A Palestinian flag drapes the young martyr's body. Stony expressions on the faces watching the priest perform final rites suggest a collective thought: that could be any one of them in Salem's place; that could be their father roughly seizing his dead son and kissing him goodbye forever; that could be their mother crying and pounding the casket, and their sisters who pull her away. Every young Palestinian at that moment realizes how cheap his life has become under Israeli military occupation, and how quickly it can be taken, even in his own home.

Another Middle-of-the Night Funeral

Salem is the 230th Palestinian child shot dead by Israeli forces since January 1988. Beit Sahour is another town under curfew. This is another middle-of-the-night funeral in which the mourners are at risk. How is it that this can continue for three years without the depth of human suffering that is the intifada being understood outside Palestine? Why is the simple fact that Palestine is a nation so difficult for the West to accept? These questions produced the frustration that led so many Palestinians to support Saddam Hussain's claim to be their champion. The intifada is a courageous and desperate attempt at national liberation, but there is no end in sight. Daily, Israel is making its rule of the territories more permanent, and is undertaking the final stages of the destruction of Palestine as a nation.
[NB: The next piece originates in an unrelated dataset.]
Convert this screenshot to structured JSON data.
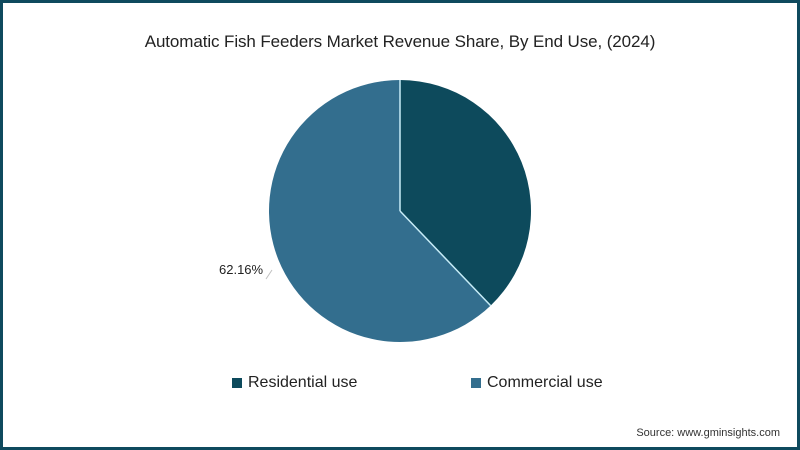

Israeli intransigence is certain to force the Palestinians to resort to greater levels of violence to liberate their state. That is not the Palestinians' preference. If it continues to ignore the stateless nation of Palestine, the United States is playing by arrogant new rules devised for the short-term interests of Israel, and contrary to the long-term interests of the United States in the Middle East.

The killing of Salem Musleh is yet more proof that the nation of Palestine and its liberation struggle are slowly being drowned by the forces of war and occupation. For the youth of Beit Sahour, who dream every waking hour of a free Palestine, while waiting for some sign that the world will follow up the liberation of occupied Kuwait with the liberation of occupied Palestine, the future never appeared so bleak.

Stephen Sosebee is a free-lance writer from Kent, OH presently living in Gaza.